龍造寺流槍術29代目師範「龍造寺・信虎」が縁側で迎えた客は、
敷往路家に仕える精霊神ダルメシア…の人間体である少年だ。
この道場でダルメシア、そしてメイの母である遥が鍛錬を積んでいた。
遥とメイの父親が出会ったのもこの道場だというし、
現状では道場主の龍造寺に話を聞く以外の道は無い。

「お前は…ああ、敷往路のところの…・・・…ダルメシア…だったか?」

「はい。この姿の時はハチと名乗っています。
 御無沙汰しております先生………少々お時間を頂けますか?」

「ああ、構わん。
 其処で待ってろ。茶でも…」

「いえ、御気使い無く。
 メイ殿の御父上…そして御父上とメイ殿の関係について…何か御存知の事がないかと思い伺いに参りました」

「…訳ありのようだな」

無粋に聞き返す事も無い。浅い付き合いではないのだ。
龍造寺は一拍子置いてメイの父親について話し始める。

「……白布・楡人(しらぶにれと)と名乗ってはいたが偽名だ。西欧人だが詳しくは何処のものとも知れん。
 だが…そうだな……
 此処で遥の修行を見学しに通っていた際、妙な様子があったな…」

「と言われますと?」

「…最初は積極的に遥に近付いていたのだが…
 親しくなってゆくにつれ、罪悪感染みたものを感じていた節がある」

メイに八姉妹との接点が出来た原因が白布の血にあるという仮定が多少現実味を帯びて来た。
だが同時に新たな疑問が幾つも擡げ上がる。
白布の血とは一体何なのか…八姉妹との関連性も含めて謎のままだ。
そして如何して遥に近付いたのか、そうしなければならない理由は何なのか。
何にせよ白布はメイと八姉妹の関連について重要なピースとなっている…ハチはそう思った。

「で…白布だがな…とうとう戦争に巻き込まれて遥共々死んでしまった訳だが…
 どういう訳か…身元が不明のままなんだ。

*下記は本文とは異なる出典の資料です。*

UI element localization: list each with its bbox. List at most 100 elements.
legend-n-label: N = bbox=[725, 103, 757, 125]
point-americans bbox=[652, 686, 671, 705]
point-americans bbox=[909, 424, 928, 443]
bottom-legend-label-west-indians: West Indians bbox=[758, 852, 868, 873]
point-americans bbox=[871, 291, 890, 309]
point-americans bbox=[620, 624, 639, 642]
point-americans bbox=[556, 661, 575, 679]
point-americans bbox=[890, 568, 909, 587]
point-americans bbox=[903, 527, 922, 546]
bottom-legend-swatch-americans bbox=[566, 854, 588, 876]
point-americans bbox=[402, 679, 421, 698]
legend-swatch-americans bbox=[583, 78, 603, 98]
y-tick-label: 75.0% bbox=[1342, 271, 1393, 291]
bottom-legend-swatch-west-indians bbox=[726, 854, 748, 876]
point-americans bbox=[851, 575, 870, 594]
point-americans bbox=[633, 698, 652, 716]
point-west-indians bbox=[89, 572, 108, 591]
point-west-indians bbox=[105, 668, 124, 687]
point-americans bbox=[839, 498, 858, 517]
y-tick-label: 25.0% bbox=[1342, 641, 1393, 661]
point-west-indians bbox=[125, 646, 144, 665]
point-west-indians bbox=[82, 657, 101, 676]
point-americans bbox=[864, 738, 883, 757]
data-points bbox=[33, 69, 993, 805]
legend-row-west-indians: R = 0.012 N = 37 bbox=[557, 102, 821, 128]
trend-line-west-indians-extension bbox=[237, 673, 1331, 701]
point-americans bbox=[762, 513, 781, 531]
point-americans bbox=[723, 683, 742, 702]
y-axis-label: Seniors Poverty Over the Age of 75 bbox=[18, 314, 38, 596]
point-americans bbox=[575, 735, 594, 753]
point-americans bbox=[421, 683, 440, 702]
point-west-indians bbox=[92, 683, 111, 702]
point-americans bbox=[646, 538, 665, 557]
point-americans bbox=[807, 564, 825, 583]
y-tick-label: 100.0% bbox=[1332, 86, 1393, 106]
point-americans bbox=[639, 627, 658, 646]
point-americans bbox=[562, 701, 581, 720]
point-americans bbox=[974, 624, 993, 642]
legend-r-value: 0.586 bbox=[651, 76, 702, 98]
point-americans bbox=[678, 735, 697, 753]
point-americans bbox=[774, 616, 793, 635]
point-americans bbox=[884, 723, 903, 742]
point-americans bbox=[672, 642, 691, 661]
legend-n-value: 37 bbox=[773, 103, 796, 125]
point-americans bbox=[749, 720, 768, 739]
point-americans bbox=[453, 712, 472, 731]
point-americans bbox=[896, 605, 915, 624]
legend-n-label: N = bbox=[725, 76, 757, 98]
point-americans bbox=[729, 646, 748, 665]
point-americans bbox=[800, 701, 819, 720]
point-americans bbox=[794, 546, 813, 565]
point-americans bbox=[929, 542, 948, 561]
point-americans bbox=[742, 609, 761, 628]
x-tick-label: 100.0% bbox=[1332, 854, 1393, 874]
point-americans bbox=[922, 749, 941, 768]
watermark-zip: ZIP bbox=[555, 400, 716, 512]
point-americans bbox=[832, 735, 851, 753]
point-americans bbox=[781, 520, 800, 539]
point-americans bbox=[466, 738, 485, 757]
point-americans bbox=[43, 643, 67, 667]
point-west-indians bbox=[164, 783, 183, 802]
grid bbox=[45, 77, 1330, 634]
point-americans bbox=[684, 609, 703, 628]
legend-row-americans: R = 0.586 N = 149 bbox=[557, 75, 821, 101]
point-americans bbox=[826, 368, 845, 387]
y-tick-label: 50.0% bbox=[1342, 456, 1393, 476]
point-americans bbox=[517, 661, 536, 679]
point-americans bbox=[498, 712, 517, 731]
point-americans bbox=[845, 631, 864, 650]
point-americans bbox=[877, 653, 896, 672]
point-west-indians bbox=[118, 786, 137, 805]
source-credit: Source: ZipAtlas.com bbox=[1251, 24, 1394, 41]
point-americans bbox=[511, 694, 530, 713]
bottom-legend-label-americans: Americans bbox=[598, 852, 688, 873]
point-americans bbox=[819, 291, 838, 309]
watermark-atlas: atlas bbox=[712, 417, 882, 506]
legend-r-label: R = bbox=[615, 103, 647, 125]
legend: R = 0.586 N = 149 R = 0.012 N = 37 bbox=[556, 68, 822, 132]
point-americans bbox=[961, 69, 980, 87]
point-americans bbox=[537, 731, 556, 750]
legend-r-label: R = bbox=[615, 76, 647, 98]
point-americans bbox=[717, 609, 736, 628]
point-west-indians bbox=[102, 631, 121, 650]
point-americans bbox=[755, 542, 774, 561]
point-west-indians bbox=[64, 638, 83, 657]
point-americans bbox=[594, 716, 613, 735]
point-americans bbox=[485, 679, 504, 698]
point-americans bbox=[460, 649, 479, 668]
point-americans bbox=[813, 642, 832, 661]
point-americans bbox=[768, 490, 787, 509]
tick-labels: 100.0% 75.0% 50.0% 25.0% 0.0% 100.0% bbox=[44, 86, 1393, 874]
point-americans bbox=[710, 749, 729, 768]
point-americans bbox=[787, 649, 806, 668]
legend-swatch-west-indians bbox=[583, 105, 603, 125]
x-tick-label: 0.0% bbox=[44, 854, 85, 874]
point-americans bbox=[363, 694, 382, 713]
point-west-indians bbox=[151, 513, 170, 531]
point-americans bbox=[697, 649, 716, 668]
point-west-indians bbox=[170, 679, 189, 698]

奴が振っていた話題からしてアメリカの方とは思うのだがな」

「アメリカ……」

「写真もある。持って行け」

龍造寺の差し出した写真に映るのは、
彼と其の門弟達…メイの母・遥と其の肩に手を回している優しげな風貌の男だった。
ごく普通の男だ。果たして裏で何を抱えていたのか。
写真の中の白布は黙して語らず、ダルメシアをじっと見詰めていた。